Il Lago della Duchessa, momento clou del percorso
La salita al Lago della Duchessa, cuore della Riserva Naturale Regionale Montagne della Duchessa istituita con la legge regionale del Lazio n. 70 del 7 giugno 1990, rimane il tratto più suggestivo di tutto il cammino. Lo specchio d’acqua, di origine glaciale e carsica, si trova a 1788 metri d’altitudine, incorniciato dalle cime del Monte Morrone e del Murolungo, entrambe oltre i 2100 metri.
Verso il rientro: da Rosciolo a Sante Marie
Le tappe conclusive attraversano Rosciolo, la splendida chiesa romanica di Santa Maria in Valle Porclaneta, l’area archeologica di Alba Fucens con il suo anfiteatro, per poi toccare Magliano de’ Marsi e Tagliacozzo, prima del ritorno a Sante Marie passando per San Donato, Scanzano e Tubione.
Una scultura per il decennale
Proprio tra San Donato e Scanzano, in uno dei punti panoramici più belli del tracciato, troverà posto l’opera vincitrice del concorso indetto dalla Regione Abruzzo nell’ambito del progetto di valorizzazione dei cammini 2025: “La carovana sul cammino”, realizzata da Cesare Pergola, architetto e artista molisano di 70 anni divisi tra Firenze e San Paolo del Brasile. Il lavoro, in ferro corten traforato, raffigura un brigante accompagnato da un mulo, seguito da due escursionisti contemporanei e dalle sagome di aquila, volpe, lupo, camoscio e orso. La giuria – formata da Luigi Nacci, Mariangela Mattia, Nando Nasi e dal medesimo Gianotti – ha selezionato l’opera all’unanimità tra 15 candidature, assegnando un premio di 700 euro, come riferisce il comunicato ufficiale del Cammino dei Briganti.
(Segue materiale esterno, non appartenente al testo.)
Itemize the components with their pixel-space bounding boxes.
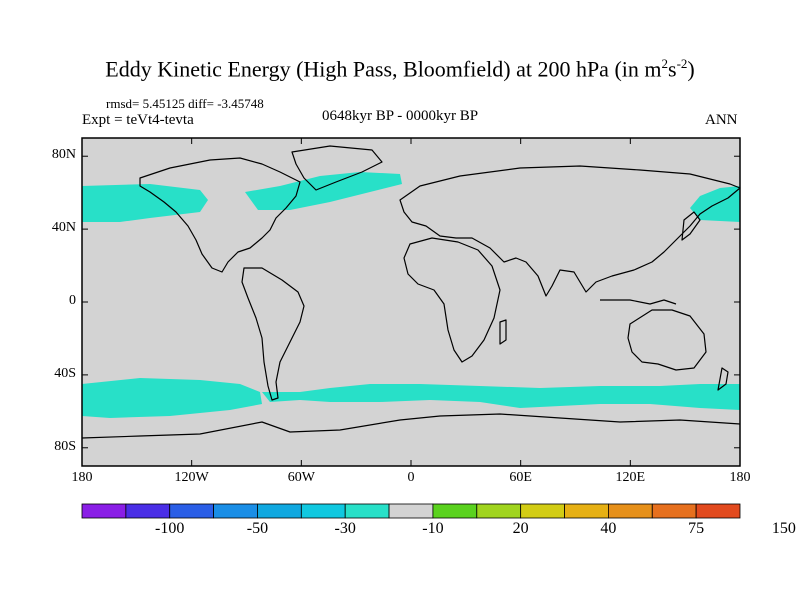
colorbar-swatch: [388, 503, 434, 519]
coast-australia: [627, 309, 707, 371]
experiment-label: Expt = teVt4-tevta: [82, 112, 194, 128]
colorbar-swatch: [432, 503, 478, 519]
colorbar-swatch: [608, 503, 653, 519]
colorbar-swatch: [344, 503, 390, 519]
axis-ticks: [81, 138, 741, 466]
colorbar-label: 75: [688, 520, 705, 537]
lon-tick-label: 120E: [615, 470, 646, 485]
lat-tick-label: 80N: [51, 147, 76, 163]
lat-tick-label: 80S: [54, 438, 76, 454]
colorbar-swatch: [257, 503, 302, 519]
colorbar-label: -100: [155, 520, 185, 537]
colorbar-label: 20: [512, 520, 529, 537]
plot-title: Eddy Kinetic Energy (High Pass, Bloomfie…: [105, 56, 695, 82]
coast-new-zealand: [717, 367, 729, 391]
colorbar-swatch: [81, 503, 127, 519]
colorbar-label: -10: [422, 520, 444, 537]
band-southern-ocean-1: [82, 378, 262, 418]
lat-tick-label: 40N: [51, 220, 76, 236]
colorbar-label: -30: [334, 520, 356, 537]
coastlines: [81, 145, 741, 439]
band-southern-ocean-2: [262, 384, 740, 410]
coast-north-america: [139, 157, 301, 273]
coast-madagascar: [499, 319, 507, 345]
colorbar-swatch: [520, 503, 565, 519]
colorbar-swatch: [476, 503, 522, 519]
colorbar: [81, 503, 741, 519]
coast-greenland: [291, 145, 383, 191]
lon-tick-label: 120W: [174, 470, 209, 485]
coast-south-america: [241, 267, 305, 401]
colorbar-swatch: [125, 503, 171, 519]
anomaly-bands: [82, 172, 740, 418]
coast-eurasia: [399, 165, 741, 297]
lat-tick-label: 40S: [54, 365, 76, 381]
coast-japan: [681, 211, 701, 241]
lat-tick-label: 0: [69, 293, 76, 308]
colorbar-swatch: [651, 503, 697, 519]
lon-tick-label: 60E: [509, 470, 532, 485]
coast-maritime: [600, 299, 677, 305]
stats-label: rmsd= 5.45125 diff= -3.45748: [106, 96, 264, 111]
colorbar-swatch: [169, 503, 215, 519]
colorbar-swatch: [213, 503, 258, 519]
band-north-atlantic: [245, 172, 402, 210]
lon-tick-label: 180: [71, 470, 93, 485]
lon-tick-label: 60W: [287, 470, 315, 485]
colorbar-swatch: [695, 503, 741, 519]
season-label: ANN: [705, 112, 738, 128]
colorbar-label: -50: [246, 520, 269, 537]
lon-tick-label: 0: [407, 470, 415, 485]
period-label: 0648kyr BP - 0000kyr BP: [322, 108, 479, 124]
colorbar-label: 150: [771, 520, 796, 537]
coast-antarctica: [81, 413, 741, 439]
colorbar-swatch: [300, 503, 346, 519]
colorbar-swatch: [564, 503, 609, 519]
coast-africa: [403, 237, 501, 363]
lon-tick-label: 180: [729, 470, 751, 485]
colorbar-label: 40: [600, 520, 617, 537]
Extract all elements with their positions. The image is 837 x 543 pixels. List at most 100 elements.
Dieci anni di cammino in numeri
Interpellato da Gambero Rosso, Gianotti ha rivelato che in un decennio il percorso ha visto passare oltre 25mila escursionisti, con un picco superiore ai tremila camminatori in un solo anno durante la pandemia, quando il turismo di prossimità ha spinto molti italiani a riscoprire i sentieri dell’entroterra. L’impatto economico, spiega, è reale ma non risolutivo: alcuni bed&breakfast hanno aperto grazie all’afflusso di visitatori, ma non basta a invertire la rotta, dato che i giovani continuano a lasciare i paesi per trasferirsi a Roma o nelle grandi città in cerca di lavoro. Secondo le sue stime, servirebbero almeno 10mila camminatori l’anno per fare davvero la differenza. “Siamo ancora lontani”, ammette con onestà.
I dati ISTAT confermano la gravità del fenomeno che il cammino tenta di arginare. Sante Marie, punto di partenza e arrivo del percorso, è passata da 1.156 abitanti nel 2017 a 1.053 oggi, secondo le elaborazioni di tuttitalia.it su base ISTAT: un calo di circa il 9% in meno di dieci anni, in un territorio di appena 40 chilometri quadrati dove la densità abitativa era già bassa. Lo stesso schema, con intensità variabili, si ripete in gran parte dei 37 comuni della Marsica, area dove secondo i piani di sviluppo rurale della Regione Abruzzo il tasso di spopolamento è peggiorato proprio nell’ultimo decennio, tra il 2012 e il 2023, rispetto alle medie provinciali e regionali. Di fronte a questi numeri, un flusso di 25mila camminatori in dieci anni resta un intervento limitato. Ma è forse l’unico che, borgo dopo borgo, prova a lasciare qualcosa di concreto sul territorio, invece di limitarsi ad attraversarlo.